C'est cette ONG qui a organisé son départ clandestin de son pays début octobre, alors qu'elle était assignée à résidence, avec un bracelet électronique. Elle encourait dix ans de prison, après avoir été inculpée en août pour "diffusion de fausses informations" sur l'armée. "Le jugement devait avoir lieu le 9 octobre. Mon avocat me disait : 'Fuis, sauve ta vie'", s'est-elle souvenue. L'opération a commencé dans la nuit du vendredi au samedi 1er octobre, date à laquelle Marina Ovsiannikova et sa fille ont quitté Moscou : "Il y avait moins de risques qu'on nous cherche pendant le week-end."
"Nous avons utilisé sept véhicules successivement et, avant la frontière, nous nous sommes embourbés dans un champ", a raconté la journaliste de 44 ans, dont les propos en russe étaient traduits par une interprète. "Nous avons marché des heures dans la nuit avant de trouver la frontière, sans réseau mobile, en essayant de nous repérer avec les étoiles.
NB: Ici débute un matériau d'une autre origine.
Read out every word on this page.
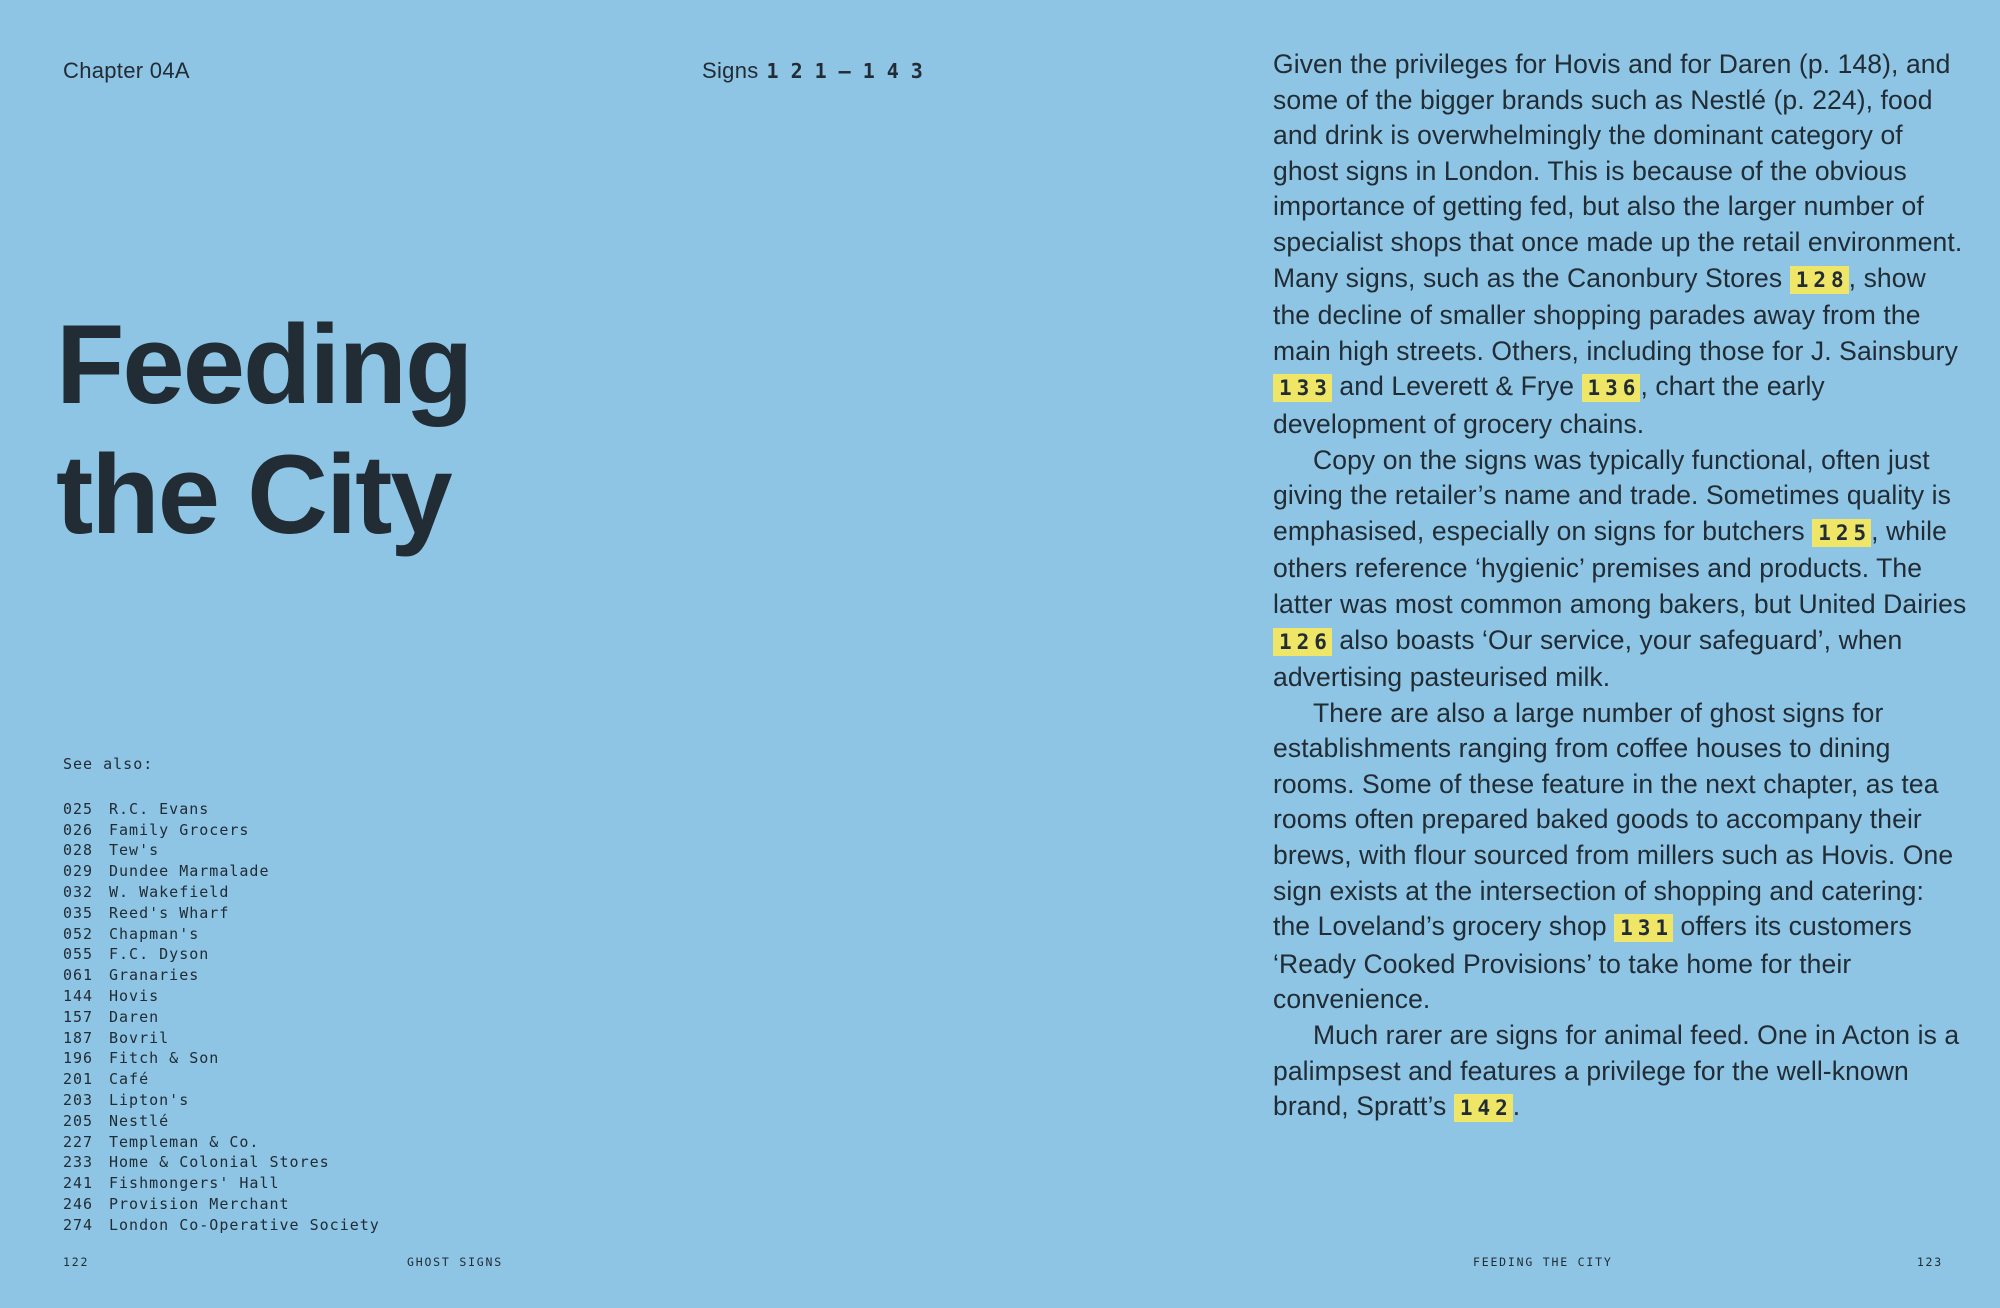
Chapter 04A	Signs 121–143
Feeding
the City
See also:
025 R.C. Evans
026 Family Grocers
028 Tew's
029 Dundee Marmalade
032 W. Wakefield
035 Reed's Wharf
052 Chapman's
055 F.C. Dyson
061 Granaries
144 Hovis
157 Daren
187 Bovril
196 Fitch & Son
201 Café
203 Lipton's
205 Nestlé
227 Templeman & Co.
233 Home & Colonial Stores
241 Fishmongers' Hall
246 Provision Merchant
274 London Co-Operative Society

Given the privileges for Hovis and for Daren (p. 148), and some of the bigger brands such as Nestlé (p. 224), food and drink is overwhelmingly the dominant category of ghost signs in London. This is because of the obvious importance of getting fed, but also the larger number of specialist shops that once made up the retail environment. Many signs, such as the Canonbury Stores 128, show the decline of smaller shopping parades away from the main high streets. Others, including those for J. Sainsbury 133 and Leverett & Frye 136, chart the early development of grocery chains.

Copy on the signs was typically functional, often just giving the retailer’s name and trade. Sometimes quality is emphasised, especially on signs for butchers 125, while others reference ‘hygienic’ premises and products. The latter was most common among bakers, but United Dairies 126 also boasts ‘Our service, your safeguard’, when advertising pasteurised milk.

There are also a large number of ghost signs for establishments ranging from coffee houses to dining rooms. Some of these feature in the next chapter, as tea rooms often prepared baked goods to accompany their brews, with flour sourced from millers such as Hovis. One sign exists at the intersection of shopping and catering: the Loveland’s grocery shop 131 offers its customers ‘Ready Cooked Provisions’ to take home for their convenience.

Much rarer are signs for animal feed. One in Acton is a palimpsest and features a privilege for the well-known brand, Spratt’s 142.

122	GHOST SIGNS	FEEDING THE CITY	123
Je perdais espoir", a-t-elle poursuivie, visiblement tendue. Elle a affirmé avoir oublié de neutraliser son bracelet électronique, dans la précipitation, et ne l'avoir sectionné avec une pince coupante qu'après le deuxième changement de véhicule.
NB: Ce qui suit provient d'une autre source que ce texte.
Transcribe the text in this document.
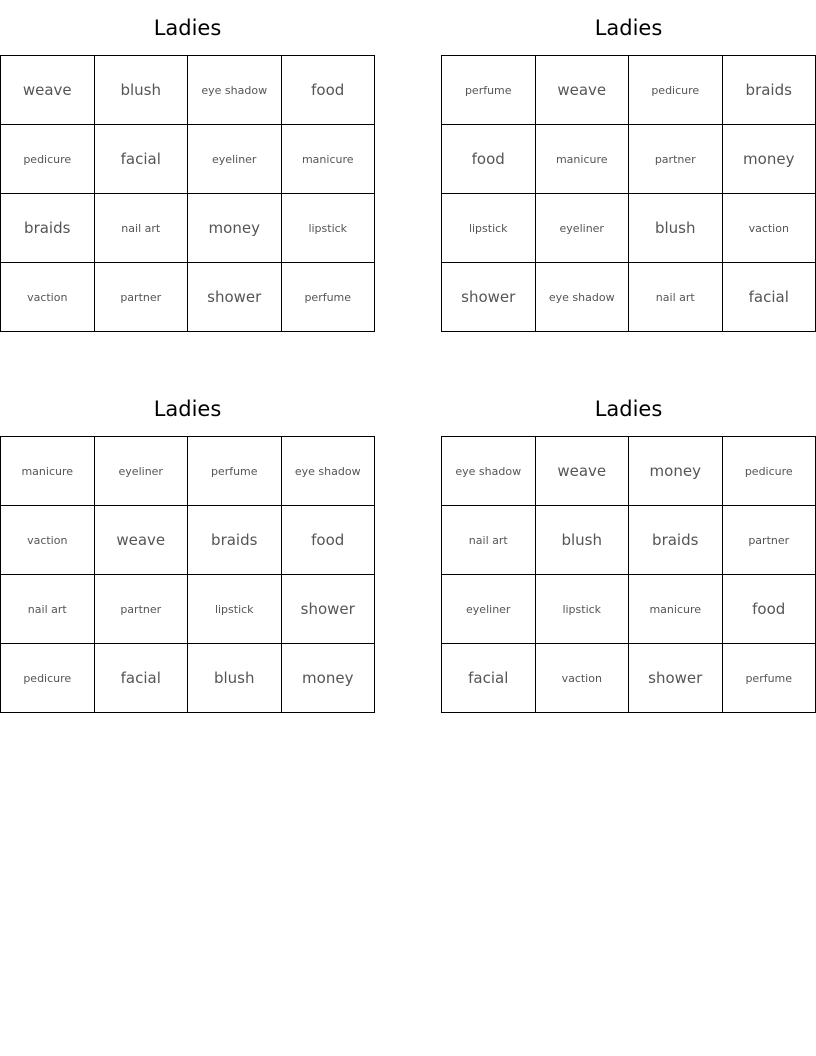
Ladies
weave	blush	eye shadow	food
pedicure	facial	eyeliner	manicure
braids	nail art	money	lipstick
vaction	partner	shower	perfume
Ladies
perfume	weave	pedicure	braids
food	manicure	partner	money
lipstick	eyeliner	blush	vaction
shower	eye shadow	nail art	facial
Ladies
manicure	eyeliner	perfume	eye shadow
vaction	weave	braids	food
nail art	partner	lipstick	shower
pedicure	facial	blush	money
Ladies
eye shadow	weave	money	pedicure
nail art	blush	braids	partner
eyeliner	lipstick	manicure	food
facial	vaction	shower	perfume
"Une évasion qui fait penser aux plus célèbres franchissements du mur de Berlin"
Des "zones d'ombre" nécessaires "pour la sécurité de ceux qui ont aidé cette opération hors du commun", s'est justifié le secrétaire général de RSF, Christophe Deloire. Cette "évasion, (qui) fait penser aux plus célèbres franchissements du mur de Berlin", n'a "pas été organisée par des services de renseignements", a-t-il assuré. Ce départ de Russie, la journaliste le regrette. "Je ne voulais pas fuir parce que la Russie, c'est tout de même mon pays, même si les criminels de guerre sont au pouvoir. Mais on ne m'a pas laissé le choix, c'était soit l'exil, soit la prison", a conclu Marina Ovsiannikova.
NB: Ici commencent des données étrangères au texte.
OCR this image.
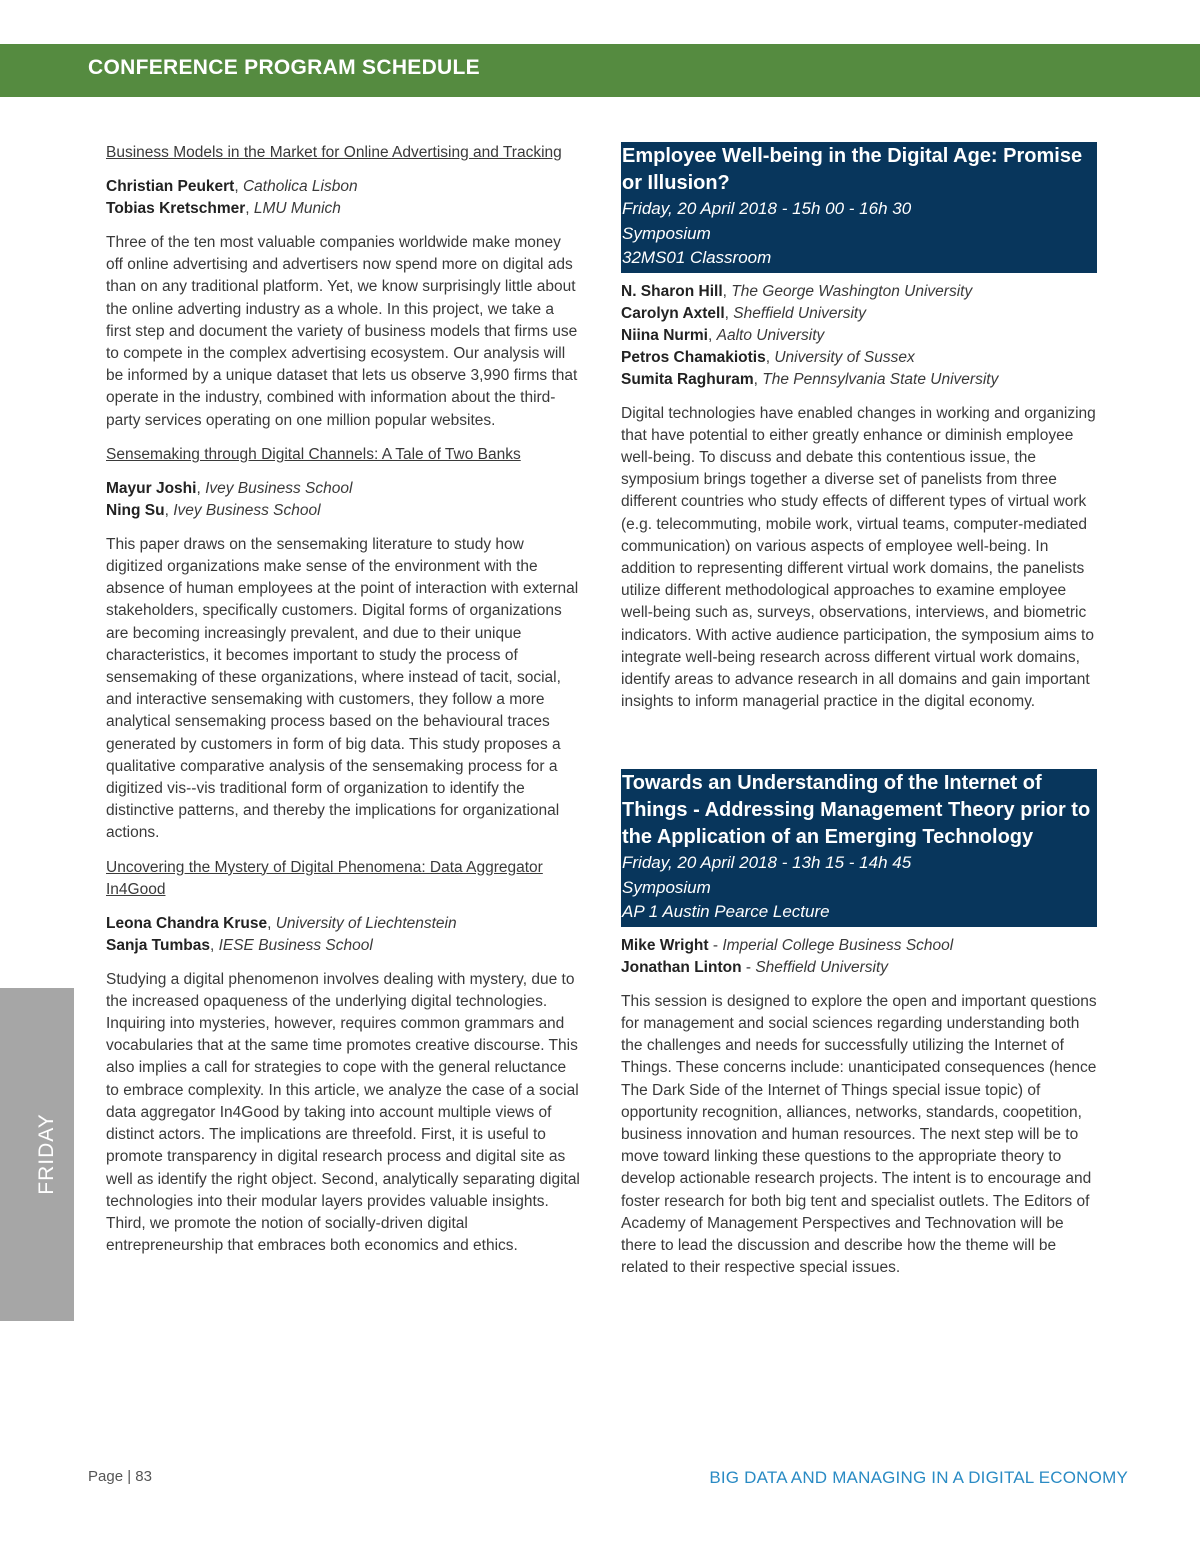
CONFERENCE PROGRAM SCHEDULE
Business Models in the Market for Online Advertising and Tracking
Christian Peukert, Catholica Lisbon
Tobias Kretschmer, LMU Munich
Three of the ten most valuable companies worldwide make money off online advertising and advertisers now spend more on digital ads than on any traditional platform. Yet, we know surprisingly little about the online adverting industry as a whole. In this project, we take a first step and document the variety of business models that firms use to compete in the complex advertising ecosystem. Our analysis will be informed by a unique dataset that lets us observe 3,990 firms that operate in the industry, combined with information about the third-party services operating on one million popular websites.
Sensemaking through Digital Channels: A Tale of Two Banks
Mayur Joshi, Ivey Business School
Ning Su, Ivey Business School
This paper draws on the sensemaking literature to study how digitized organizations make sense of the environment with the absence of human employees at the point of interaction with external stakeholders, specifically customers. Digital forms of organizations are becoming increasingly prevalent, and due to their unique characteristics, it becomes important to study the process of sensemaking of these organizations, where instead of tacit, social, and interactive sensemaking with customers, they follow a more analytical sensemaking process based on the behavioural traces generated by customers in form of big data. This study proposes a qualitative comparative analysis of the sensemaking process for a digitized vis--vis traditional form of organization to identify the distinctive patterns, and thereby the implications for organizational actions.
Uncovering the Mystery of Digital Phenomena: Data Aggregator In4Good
Leona Chandra Kruse, University of Liechtenstein
Sanja Tumbas, IESE Business School
Studying a digital phenomenon involves dealing with mystery, due to the increased opaqueness of the underlying digital technologies. Inquiring into mysteries, however, requires common grammars and vocabularies that at the same time promotes creative discourse. This also implies a call for strategies to cope with the general reluctance to embrace complexity. In this article, we analyze the case of a social data aggregator In4Good by taking into account multiple views of distinct actors. The implications are threefold. First, it is useful to promote transparency in digital research process and digital site as well as identify the right object. Second, analytically separating digital technologies into their modular layers provides valuable insights. Third, we promote the notion of socially-driven digital entrepreneurship that embraces both economics and ethics.
Employee Well-being in the Digital Age: Promise or Illusion?
Friday, 20 April 2018 - 15h 00 - 16h 30
Symposium
32MS01 Classroom
N. Sharon Hill, The George Washington University
Carolyn Axtell, Sheffield University
Niina Nurmi, Aalto University
Petros Chamakiotis, University of Sussex
Sumita Raghuram, The Pennsylvania State University
Digital technologies have enabled changes in working and organizing that have potential to either greatly enhance or diminish employee well-being. To discuss and debate this contentious issue, the symposium brings together a diverse set of panelists from three different countries who study effects of different types of virtual work (e.g. telecommuting, mobile work, virtual teams, computer-mediated communication) on various aspects of employee well-being. In addition to representing different virtual work domains, the panelists utilize different methodological approaches to examine employee well-being such as, surveys, observations, interviews, and biometric indicators. With active audience participation, the symposium aims to integrate well-being research across different virtual work domains, identify areas to advance research in all domains and gain important insights to inform managerial practice in the digital economy.
Towards an Understanding of the Internet of Things - Addressing Management Theory prior to the Application of an Emerging Technology
Friday, 20 April 2018 - 13h 15 - 14h 45
Symposium
AP 1 Austin Pearce Lecture
Mike Wright - Imperial College Business School
Jonathan Linton - Sheffield University
This session is designed to explore the open and important questions for management and social sciences regarding understanding both the challenges and needs for successfully utilizing the Internet of Things. These concerns include: unanticipated consequences (hence The Dark Side of the Internet of Things special issue topic) of opportunity recognition, alliances, networks, standards, coopetition, business innovation and human resources. The next step will be to move toward linking these questions to the appropriate theory to develop actionable research projects. The intent is to encourage and foster research for both big tent and specialist outlets. The Editors of Academy of Management Perspectives and Technovation will be there to lead the discussion and describe how the theme will be related to their respective special issues.
FRIDAY
Page | 83	BIG DATA AND MANAGING IN A DIGITAL ECONOMY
Mi-mars, après le déclenchement de l'offensive en Ukraine, Marina Ovsiannikova avait interrompu le journal du soir de la grande chaîne d'Etat russe Pervy Kanal, où elle travaillait depuis près de 20 ans. Elle avait agité une pancarte appelant à la fin des combats et exhortant les Russes à "ne pas croire la propagande". Elle s’est vue accorder l’asile en France où elle est installée dans un lieu tenu secret.
Elle avait écopé d'une amende
Interpellée, elle avait écopé d'une amende puis avait quitté le pays pour travailler pour le média allemand Die Welt. En juillet, elle était rentrée en Russie, où elle avait continué à critiquer le pouvoir, avant d'être arrêtée et inculpée. Lors de la conférence de presse, un journaliste de la télévision indépendante russe Dojd l'a interrogée sur la méfiance qu'elle suscite en Ukraine, voire chez des journalistes indépendants de son pays. "Peu importe le regard que me portent les uns ou les autres, je suis seule face à ma conscience", a-t-elle répliqué.